Bizarrement, malgré toutes les horreurs décrites, j’ai eu une furieuse envie de retourner à New York. Car le décor planté par Ellory est bien réel : j’ai déambulé dans la ville, couru les pâtés de maison, suis entrée dans les petits restaurants…

Au final, un bon roman bien noir, moins classique qu’il n’y paraît !

Les anges de New-York, de R.J. Ellory
Traduit par Fabrice Pointeau
Livre de poche
Septembre 2013

6 commentaires :

Julien Defoort a dit…

Très bonne chronique !

Comme toi, j'espérais un développement plus important de l'histoire des années 1980 et comme toi j'ai trouvé l'enquête assez classique. Enfin, pareil, j'ai trouvé le personnage de Parrish suffisamment bien développé pour qu'on puisse "sympathiser" avec lui :)

Léa TouchBook a dit…

Merci pour ta chronique et je comprends, j'ai préféré Seul le silence ou Vendetta mais Mauvaise étoile et Les Neuf Cercles reviennent à la qualité première je trouve (même si Les Anges de Ny est très bon) :)

bruns a dit…

Pour moi un bon bouquin mais j'ai pas lu les autres, donc je vais m'y mettre pour voir si je suis d'accord avec toi....

Alex Mot-à-Mots a dit…

Un de mes préféré de l'auteur. Mais il est vrai que je n'avais pas aimé le premier paru en France.

La chèvre grise a dit…

@ Julien : oui, pas son meilleur à mon sens mais ça reste un très bon polar au final.

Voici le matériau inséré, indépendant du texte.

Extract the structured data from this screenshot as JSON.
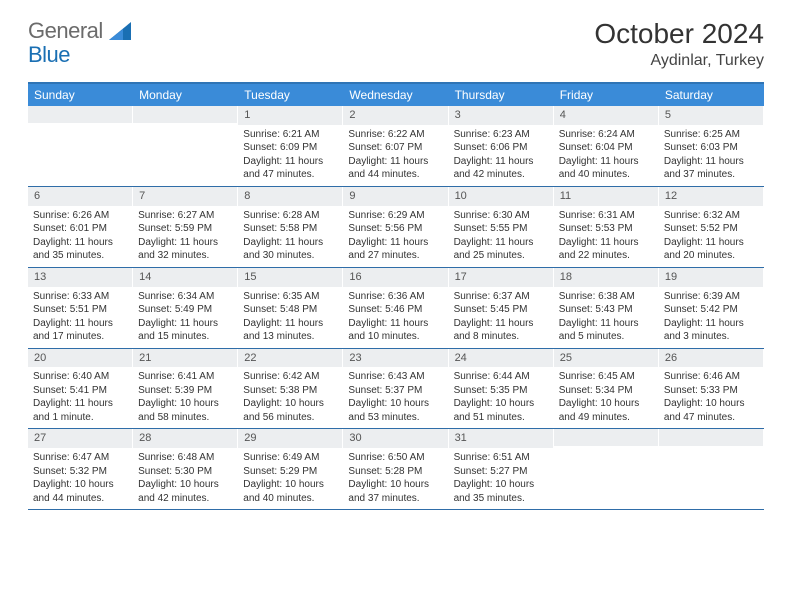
{
  "brand": {
    "part1": "General",
    "part2": "Blue"
  },
  "title": "October 2024",
  "location": "Aydinlar, Turkey",
  "colors": {
    "header_bg": "#3a8bd8",
    "header_text": "#ffffff",
    "border": "#2f6da8",
    "daynum_bg": "#eceef0",
    "text": "#333333"
  },
  "day_names": [
    "Sunday",
    "Monday",
    "Tuesday",
    "Wednesday",
    "Thursday",
    "Friday",
    "Saturday"
  ],
  "weeks": [
    [
      {
        "n": "",
        "sr": "",
        "ss": "",
        "dl": ""
      },
      {
        "n": "",
        "sr": "",
        "ss": "",
        "dl": ""
      },
      {
        "n": "1",
        "sr": "Sunrise: 6:21 AM",
        "ss": "Sunset: 6:09 PM",
        "dl": "Daylight: 11 hours and 47 minutes."
      },
      {
        "n": "2",
        "sr": "Sunrise: 6:22 AM",
        "ss": "Sunset: 6:07 PM",
        "dl": "Daylight: 11 hours and 44 minutes."
      },
      {
        "n": "3",
        "sr": "Sunrise: 6:23 AM",
        "ss": "Sunset: 6:06 PM",
        "dl": "Daylight: 11 hours and 42 minutes."
      },
      {
        "n": "4",
        "sr": "Sunrise: 6:24 AM",
        "ss": "Sunset: 6:04 PM",
        "dl": "Daylight: 11 hours and 40 minutes."
      },
      {
        "n": "5",
        "sr": "Sunrise: 6:25 AM",
        "ss": "Sunset: 6:03 PM",
        "dl": "Daylight: 11 hours and 37 minutes."
      }
    ],
    [
      {
        "n": "6",
        "sr": "Sunrise: 6:26 AM",
        "ss": "Sunset: 6:01 PM",
        "dl": "Daylight: 11 hours and 35 minutes."
      },
      {
        "n": "7",
        "sr": "Sunrise: 6:27 AM",
        "ss": "Sunset: 5:59 PM",
        "dl": "Daylight: 11 hours and 32 minutes."
      },
      {
        "n": "8",
        "sr": "Sunrise: 6:28 AM",
        "ss": "Sunset: 5:58 PM",
        "dl": "Daylight: 11 hours and 30 minutes."
      },
      {
        "n": "9",
        "sr": "Sunrise: 6:29 AM",
        "ss": "Sunset: 5:56 PM",
        "dl": "Daylight: 11 hours and 27 minutes."
      },
      {
        "n": "10",
        "sr": "Sunrise: 6:30 AM",
        "ss": "Sunset: 5:55 PM",
        "dl": "Daylight: 11 hours and 25 minutes."
      },
      {
        "n": "11",
        "sr": "Sunrise: 6:31 AM",
        "ss": "Sunset: 5:53 PM",
        "dl": "Daylight: 11 hours and 22 minutes."
      },
      {
        "n": "12",
        "sr": "Sunrise: 6:32 AM",
        "ss": "Sunset: 5:52 PM",
        "dl": "Daylight: 11 hours and 20 minutes."
      }
    ],
    [
      {
        "n": "13",
        "sr": "Sunrise: 6:33 AM",
        "ss": "Sunset: 5:51 PM",
        "dl": "Daylight: 11 hours and 17 minutes."
      },
      {
        "n": "14",
        "sr": "Sunrise: 6:34 AM",
        "ss": "Sunset: 5:49 PM",
        "dl": "Daylight: 11 hours and 15 minutes."
      },
      {
        "n": "15",
        "sr": "Sunrise: 6:35 AM",
        "ss": "Sunset: 5:48 PM",
        "dl": "Daylight: 11 hours and 13 minutes."
      },
      {
        "n": "16",
        "sr": "Sunrise: 6:36 AM",
        "ss": "Sunset: 5:46 PM",
        "dl": "Daylight: 11 hours and 10 minutes."
      },
      {
        "n": "17",
        "sr": "Sunrise: 6:37 AM",
        "ss": "Sunset: 5:45 PM",
        "dl": "Daylight: 11 hours and 8 minutes."
      },
      {
        "n": "18",
        "sr": "Sunrise: 6:38 AM",
        "ss": "Sunset: 5:43 PM",
        "dl": "Daylight: 11 hours and 5 minutes."
      },
      {
        "n": "19",
        "sr": "Sunrise: 6:39 AM",
        "ss": "Sunset: 5:42 PM",
        "dl": "Daylight: 11 hours and 3 minutes."
      }
    ],
    [
      {
        "n": "20",
        "sr": "Sunrise: 6:40 AM",
        "ss": "Sunset: 5:41 PM",
        "dl": "Daylight: 11 hours and 1 minute."
      },
      {
        "n": "21",
        "sr": "Sunrise: 6:41 AM",
        "ss": "Sunset: 5:39 PM",
        "dl": "Daylight: 10 hours and 58 minutes."
      },
      {
        "n": "22",
        "sr": "Sunrise: 6:42 AM",
        "ss": "Sunset: 5:38 PM",
        "dl": "Daylight: 10 hours and 56 minutes."
      },
      {
        "n": "23",
        "sr": "Sunrise: 6:43 AM",
        "ss": "Sunset: 5:37 PM",
        "dl": "Daylight: 10 hours and 53 minutes."
      },
      {
        "n": "24",
        "sr": "Sunrise: 6:44 AM",
        "ss": "Sunset: 5:35 PM",
        "dl": "Daylight: 10 hours and 51 minutes."
      },
      {
        "n": "25",
        "sr": "Sunrise: 6:45 AM",
        "ss": "Sunset: 5:34 PM",
        "dl": "Daylight: 10 hours and 49 minutes."
      },
      {
        "n": "26",
        "sr": "Sunrise: 6:46 AM",
        "ss": "Sunset: 5:33 PM",
        "dl": "Daylight: 10 hours and 47 minutes."
      }
    ],
    [
      {
        "n": "27",
        "sr": "Sunrise: 6:47 AM",
        "ss": "Sunset: 5:32 PM",
        "dl": "Daylight: 10 hours and 44 minutes."
      },
      {
        "n": "28",
        "sr": "Sunrise: 6:48 AM",
        "ss": "Sunset: 5:30 PM",
        "dl": "Daylight: 10 hours and 42 minutes."
      },
      {
        "n": "29",
        "sr": "Sunrise: 6:49 AM",
        "ss": "Sunset: 5:29 PM",
        "dl": "Daylight: 10 hours and 40 minutes."
      },
      {
        "n": "30",
        "sr": "Sunrise: 6:50 AM",
        "ss": "Sunset: 5:28 PM",
        "dl": "Daylight: 10 hours and 37 minutes."
      },
      {
        "n": "31",
        "sr": "Sunrise: 6:51 AM",
        "ss": "Sunset: 5:27 PM",
        "dl": "Daylight: 10 hours and 35 minutes."
      },
      {
        "n": "",
        "sr": "",
        "ss": "",
        "dl": ""
      },
      {
        "n": "",
        "sr": "",
        "ss": "",
        "dl": ""
      }
    ]
  ]
}
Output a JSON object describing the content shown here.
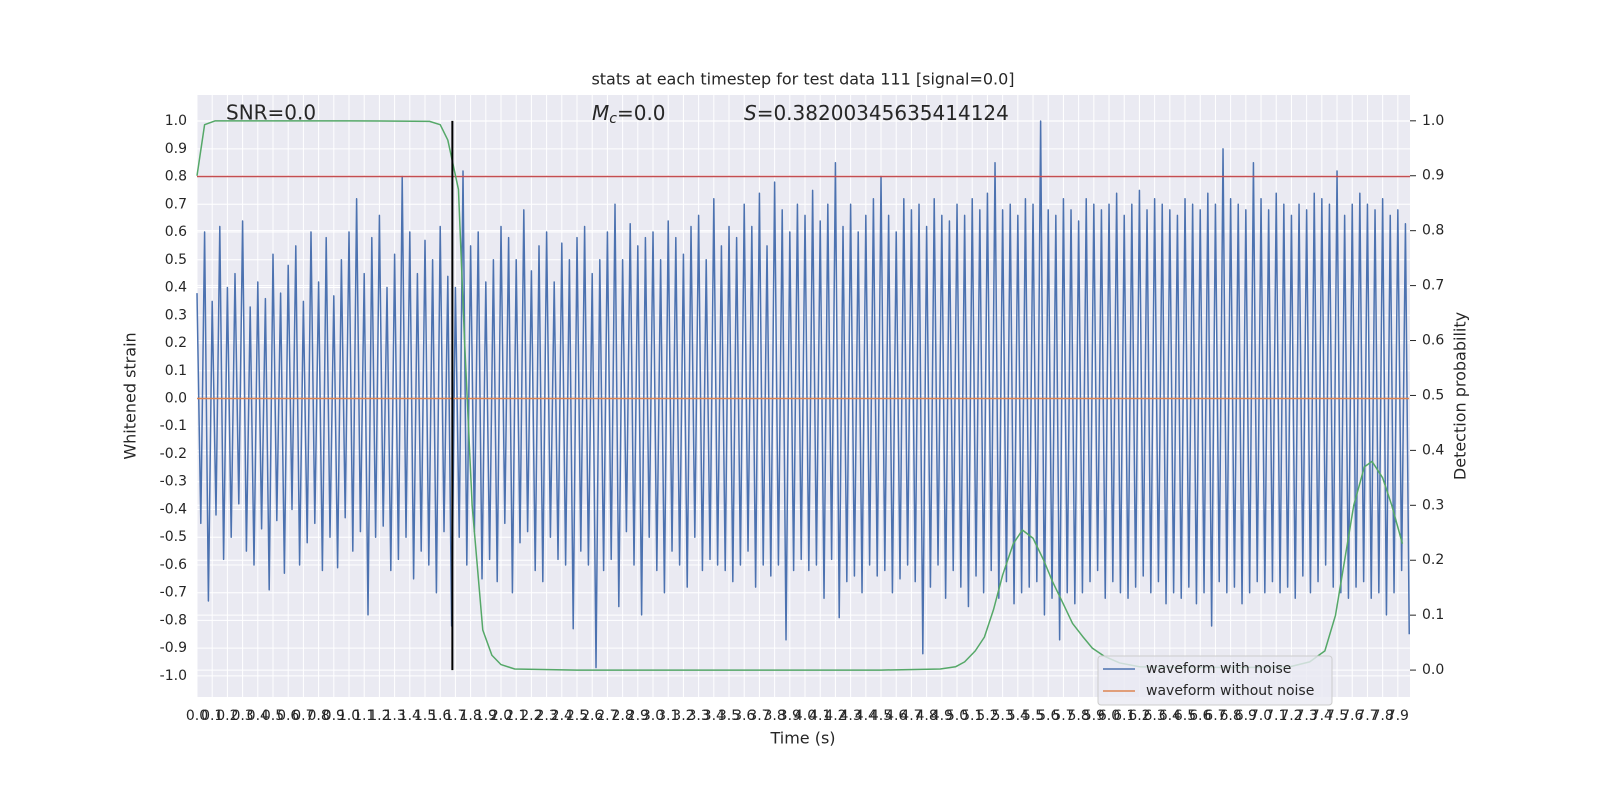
{
  "chart_data": {
    "type": "line",
    "title": "stats at each timestep for test data 111 [signal=0.0]",
    "xlabel": "Time (s)",
    "ylabel": "Whitened strain",
    "y2label": "Detection probability",
    "annotations": [
      {
        "text": "SNR=0.0"
      },
      {
        "symbol": "M",
        "subscript": "c",
        "text": "=0.0"
      },
      {
        "symbol": "S",
        "text": "=0.38200345635414124"
      }
    ],
    "xlim": [
      0,
      7.98
    ],
    "ylim": [
      -1.076,
      1.094
    ],
    "y2lim": [
      -0.049,
      1.047
    ],
    "xticks": [
      {
        "value": 0,
        "label": "0.0"
      },
      0.1,
      0.2,
      0.3,
      0.4,
      0.5,
      0.6,
      0.7,
      0.8,
      0.9,
      {
        "value": 1,
        "label": "1.0"
      },
      1.1,
      1.2,
      1.3,
      1.4,
      1.5,
      1.6,
      1.7,
      1.8,
      1.9,
      {
        "value": 2,
        "label": "2.0"
      },
      2.1,
      2.2,
      2.3,
      2.4,
      2.5,
      2.6,
      2.7,
      2.8,
      2.9,
      {
        "value": 3,
        "label": "3.0"
      },
      3.1,
      3.2,
      3.3,
      3.4,
      3.5,
      3.6,
      3.7,
      3.8,
      3.9,
      {
        "value": 4,
        "label": "4.0"
      },
      4.1,
      4.2,
      4.3,
      4.4,
      4.5,
      4.6,
      4.7,
      4.8,
      4.9,
      {
        "value": 5,
        "label": "5.0"
      },
      5.1,
      5.2,
      5.3,
      5.4,
      5.5,
      5.6,
      5.7,
      5.8,
      5.9,
      {
        "value": 6,
        "label": "6.0"
      },
      6.1,
      6.2,
      6.3,
      6.4,
      6.5,
      6.6,
      6.7,
      6.8,
      6.9,
      {
        "value": 7,
        "label": "7.0"
      },
      7.1,
      7.2,
      7.3,
      7.4,
      7.5,
      7.6,
      7.7,
      7.8,
      7.9
    ],
    "yticks": [
      {
        "value": -1,
        "label": "-1.0"
      },
      -0.9,
      -0.8,
      -0.7,
      -0.6,
      -0.5,
      -0.4,
      -0.3,
      -0.2,
      -0.1,
      {
        "value": 0,
        "label": "0.0"
      },
      0.1,
      0.2,
      0.3,
      0.4,
      0.5,
      0.6,
      0.7,
      0.8,
      0.9,
      {
        "value": 1,
        "label": "1.0"
      }
    ],
    "y2ticks": [
      {
        "value": 0,
        "label": "0.0"
      },
      0.1,
      0.2,
      0.3,
      0.4,
      0.5,
      0.6,
      0.7,
      0.8,
      0.9,
      {
        "value": 1,
        "label": "1.0"
      }
    ],
    "grid": true,
    "legend": "lower right",
    "hline": {
      "y": 0.8,
      "color": "#c44e52"
    },
    "vline": {
      "x": 1.68,
      "y2": [
        0,
        1
      ],
      "color": "#000000"
    },
    "series": [
      {
        "name": "waveform with noise",
        "color": "#4c72b0",
        "x": [
          0,
          0.025,
          0.05,
          0.075,
          0.1,
          0.125,
          0.15,
          0.175,
          0.2,
          0.225,
          0.25,
          0.275,
          0.3,
          0.325,
          0.35,
          0.375,
          0.4,
          0.425,
          0.45,
          0.475,
          0.5,
          0.525,
          0.55,
          0.575,
          0.6,
          0.625,
          0.65,
          0.675,
          0.7,
          0.725,
          0.75,
          0.775,
          0.8,
          0.825,
          0.85,
          0.875,
          0.9,
          0.925,
          0.95,
          0.975,
          1,
          1.025,
          1.05,
          1.075,
          1.1,
          1.125,
          1.15,
          1.175,
          1.2,
          1.225,
          1.25,
          1.275,
          1.3,
          1.325,
          1.35,
          1.375,
          1.4,
          1.425,
          1.45,
          1.475,
          1.5,
          1.525,
          1.55,
          1.575,
          1.6,
          1.625,
          1.65,
          1.675,
          1.7,
          1.725,
          1.75,
          1.775,
          1.8,
          1.825,
          1.85,
          1.875,
          1.9,
          1.925,
          1.95,
          1.975,
          2,
          2.025,
          2.05,
          2.075,
          2.1,
          2.125,
          2.15,
          2.175,
          2.2,
          2.225,
          2.25,
          2.275,
          2.3,
          2.325,
          2.35,
          2.375,
          2.4,
          2.425,
          2.45,
          2.475,
          2.5,
          2.525,
          2.55,
          2.575,
          2.6,
          2.625,
          2.65,
          2.675,
          2.7,
          2.725,
          2.75,
          2.775,
          2.8,
          2.825,
          2.85,
          2.875,
          2.9,
          2.925,
          2.95,
          2.975,
          3,
          3.025,
          3.05,
          3.075,
          3.1,
          3.125,
          3.15,
          3.175,
          3.2,
          3.225,
          3.25,
          3.275,
          3.3,
          3.325,
          3.35,
          3.375,
          3.4,
          3.425,
          3.45,
          3.475,
          3.5,
          3.525,
          3.55,
          3.575,
          3.6,
          3.625,
          3.65,
          3.675,
          3.7,
          3.725,
          3.75,
          3.775,
          3.8,
          3.825,
          3.85,
          3.875,
          3.9,
          3.925,
          3.95,
          3.975,
          4,
          4.025,
          4.05,
          4.075,
          4.1,
          4.125,
          4.15,
          4.175,
          4.2,
          4.225,
          4.25,
          4.275,
          4.3,
          4.325,
          4.35,
          4.375,
          4.4,
          4.425,
          4.45,
          4.475,
          4.5,
          4.525,
          4.55,
          4.575,
          4.6,
          4.625,
          4.65,
          4.675,
          4.7,
          4.725,
          4.75,
          4.775,
          4.8,
          4.825,
          4.85,
          4.875,
          4.9,
          4.925,
          4.95,
          4.975,
          5,
          5.025,
          5.05,
          5.075,
          5.1,
          5.125,
          5.15,
          5.175,
          5.2,
          5.225,
          5.25,
          5.275,
          5.3,
          5.325,
          5.35,
          5.375,
          5.4,
          5.425,
          5.45,
          5.475,
          5.5,
          5.525,
          5.55,
          5.575,
          5.6,
          5.625,
          5.65,
          5.675,
          5.7,
          5.725,
          5.75,
          5.775,
          5.8,
          5.825,
          5.85,
          5.875,
          5.9,
          5.925,
          5.95,
          5.975,
          6,
          6.025,
          6.05,
          6.075,
          6.1,
          6.125,
          6.15,
          6.175,
          6.2,
          6.225,
          6.25,
          6.275,
          6.3,
          6.325,
          6.35,
          6.375,
          6.4,
          6.425,
          6.45,
          6.475,
          6.5,
          6.525,
          6.55,
          6.575,
          6.6,
          6.625,
          6.65,
          6.675,
          6.7,
          6.725,
          6.75,
          6.775,
          6.8,
          6.825,
          6.85,
          6.875,
          6.9,
          6.925,
          6.95,
          6.975,
          7,
          7.025,
          7.05,
          7.075,
          7.1,
          7.125,
          7.15,
          7.175,
          7.2,
          7.225,
          7.25,
          7.275,
          7.3,
          7.325,
          7.35,
          7.375,
          7.4,
          7.425,
          7.45,
          7.475,
          7.5,
          7.525,
          7.55,
          7.575,
          7.6,
          7.625,
          7.65,
          7.675,
          7.7,
          7.725,
          7.75,
          7.775,
          7.8,
          7.825,
          7.85,
          7.875,
          7.9,
          7.925,
          7.95,
          7.975
        ],
        "values": [
          0.38,
          -0.45,
          0.6,
          -0.73,
          0.35,
          -0.42,
          0.62,
          -0.58,
          0.4,
          -0.5,
          0.45,
          -0.38,
          0.64,
          -0.55,
          0.33,
          -0.6,
          0.42,
          -0.47,
          0.36,
          -0.69,
          0.52,
          -0.44,
          0.38,
          -0.63,
          0.48,
          -0.4,
          0.55,
          -0.6,
          0.35,
          -0.52,
          0.6,
          -0.45,
          0.42,
          -0.62,
          0.58,
          -0.5,
          0.37,
          -0.61,
          0.5,
          -0.43,
          0.6,
          -0.55,
          0.72,
          -0.48,
          0.45,
          -0.78,
          0.58,
          -0.5,
          0.66,
          -0.46,
          0.4,
          -0.62,
          0.52,
          -0.58,
          0.8,
          -0.5,
          0.6,
          -0.65,
          0.45,
          -0.55,
          0.57,
          -0.6,
          0.5,
          -0.7,
          0.62,
          -0.48,
          0.44,
          -0.82,
          0.4,
          -0.5,
          0.82,
          -0.6,
          0.55,
          -0.48,
          0.6,
          -0.65,
          0.42,
          -0.58,
          0.5,
          -0.66,
          0.62,
          -0.45,
          0.58,
          -0.7,
          0.5,
          -0.52,
          0.68,
          -0.48,
          0.46,
          -0.62,
          0.55,
          -0.66,
          0.6,
          -0.5,
          0.42,
          -0.58,
          0.56,
          -0.6,
          0.5,
          -0.83,
          0.58,
          -0.55,
          0.62,
          -0.6,
          0.45,
          -0.97,
          0.5,
          -0.62,
          0.6,
          -0.58,
          0.7,
          -0.75,
          0.5,
          -0.48,
          0.63,
          -0.6,
          0.55,
          -0.78,
          0.58,
          -0.5,
          0.6,
          -0.62,
          0.5,
          -0.7,
          0.64,
          -0.55,
          0.58,
          -0.6,
          0.52,
          -0.68,
          0.62,
          -0.5,
          0.66,
          -0.62,
          0.5,
          -0.58,
          0.72,
          -0.6,
          0.55,
          -0.62,
          0.62,
          -0.66,
          0.58,
          -0.6,
          0.7,
          -0.55,
          0.62,
          -0.68,
          0.74,
          -0.6,
          0.55,
          -0.64,
          0.78,
          -0.6,
          0.68,
          -0.87,
          0.6,
          -0.62,
          0.7,
          -0.58,
          0.66,
          -0.62,
          0.75,
          -0.6,
          0.64,
          -0.72,
          0.7,
          -0.58,
          0.85,
          -0.79,
          0.62,
          -0.66,
          0.7,
          -0.64,
          0.6,
          -0.7,
          0.66,
          -0.6,
          0.72,
          -0.64,
          0.8,
          -0.62,
          0.66,
          -0.7,
          0.6,
          -0.65,
          0.72,
          -0.6,
          0.68,
          -0.66,
          0.7,
          -0.92,
          0.62,
          -0.68,
          0.72,
          -0.6,
          0.66,
          -0.72,
          0.64,
          -0.62,
          0.7,
          -0.68,
          0.66,
          -0.75,
          0.72,
          -0.64,
          0.68,
          -0.7,
          0.74,
          -0.62,
          0.85,
          -0.72,
          0.68,
          -0.66,
          0.7,
          -0.74,
          0.66,
          -0.7,
          0.72,
          -0.68,
          0.7,
          -0.66,
          1.0,
          -0.78,
          0.68,
          -0.72,
          0.66,
          -0.87,
          0.72,
          -0.7,
          0.68,
          -0.74,
          0.64,
          -0.7,
          0.72,
          -0.66,
          0.7,
          -0.62,
          0.68,
          -0.72,
          0.7,
          -0.66,
          0.74,
          -0.7,
          0.66,
          -0.72,
          0.7,
          -0.68,
          0.75,
          -0.64,
          0.68,
          -0.7,
          0.72,
          -0.66,
          0.7,
          -0.74,
          0.68,
          -0.7,
          0.66,
          -0.72,
          0.72,
          -0.68,
          0.7,
          -0.74,
          0.68,
          -0.7,
          0.74,
          -0.82,
          0.7,
          -0.66,
          0.9,
          -0.7,
          0.72,
          -0.68,
          0.7,
          -0.74,
          0.68,
          -0.7,
          0.85,
          -0.66,
          0.72,
          -0.7,
          0.68,
          -0.66,
          0.74,
          -0.7,
          0.7,
          -0.68,
          0.66,
          -0.72,
          0.7,
          -0.64,
          0.68,
          -0.7,
          0.74,
          -0.66,
          0.72,
          -0.6,
          0.7,
          -0.68,
          0.82,
          -0.7,
          0.66,
          -0.72,
          0.7,
          -0.68,
          0.74,
          -0.66,
          0.7,
          -0.72,
          0.68,
          -0.7,
          0.72,
          -0.78,
          0.66,
          -0.7,
          0.68,
          -0.62,
          0.63,
          -0.85
        ]
      },
      {
        "name": "waveform without noise",
        "color": "#dd8452",
        "x": [
          0,
          7.975
        ],
        "values": [
          0,
          0
        ]
      },
      {
        "color": "#55a868",
        "axis": "y2",
        "x": [
          0,
          0.05,
          0.12,
          0.5,
          1.0,
          1.53,
          1.6,
          1.65,
          1.72,
          1.76,
          1.81,
          1.88,
          1.94,
          2.0,
          2.09,
          2.5,
          3.5,
          4.5,
          4.89,
          4.99,
          5.05,
          5.12,
          5.18,
          5.24,
          5.3,
          5.37,
          5.43,
          5.5,
          5.57,
          5.63,
          5.7,
          5.76,
          5.83,
          5.89,
          5.97,
          6.07,
          6.2,
          6.6,
          6.99,
          7.19,
          7.32,
          7.42,
          7.49,
          7.55,
          7.61,
          7.68,
          7.73,
          7.8,
          7.86,
          7.93
        ],
        "values": [
          0.9,
          0.993,
          1.0,
          1.0,
          1.0,
          0.999,
          0.993,
          0.965,
          0.875,
          0.6,
          0.3,
          0.073,
          0.027,
          0.01,
          0.002,
          0,
          0,
          0,
          0.002,
          0.006,
          0.015,
          0.035,
          0.06,
          0.11,
          0.173,
          0.23,
          0.255,
          0.24,
          0.2,
          0.16,
          0.12,
          0.085,
          0.06,
          0.04,
          0.025,
          0.013,
          0.006,
          0.005,
          0.005,
          0.006,
          0.015,
          0.035,
          0.1,
          0.2,
          0.3,
          0.37,
          0.38,
          0.35,
          0.3,
          0.23
        ]
      }
    ]
  }
}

@ Léa : Mauvaise étoile sera le prochain pour moi !

@ bruns : si tu es sensible sur les questions de meurtres de petits enfants, je te déconseille "Seul le silence". Tente plutôt "Vendetta" du coup.

@ Alex Mot-à-Mots : Pourquoi n'as-tu pas aimé "Seul le silence" ?

Nane a dit…

Je viens de le finir, et partage complètement ton analyse!
Bientôt Mauvaise étoile, en attendant de rencontrer l'auteur en janvier dans ma petite librairie préférée!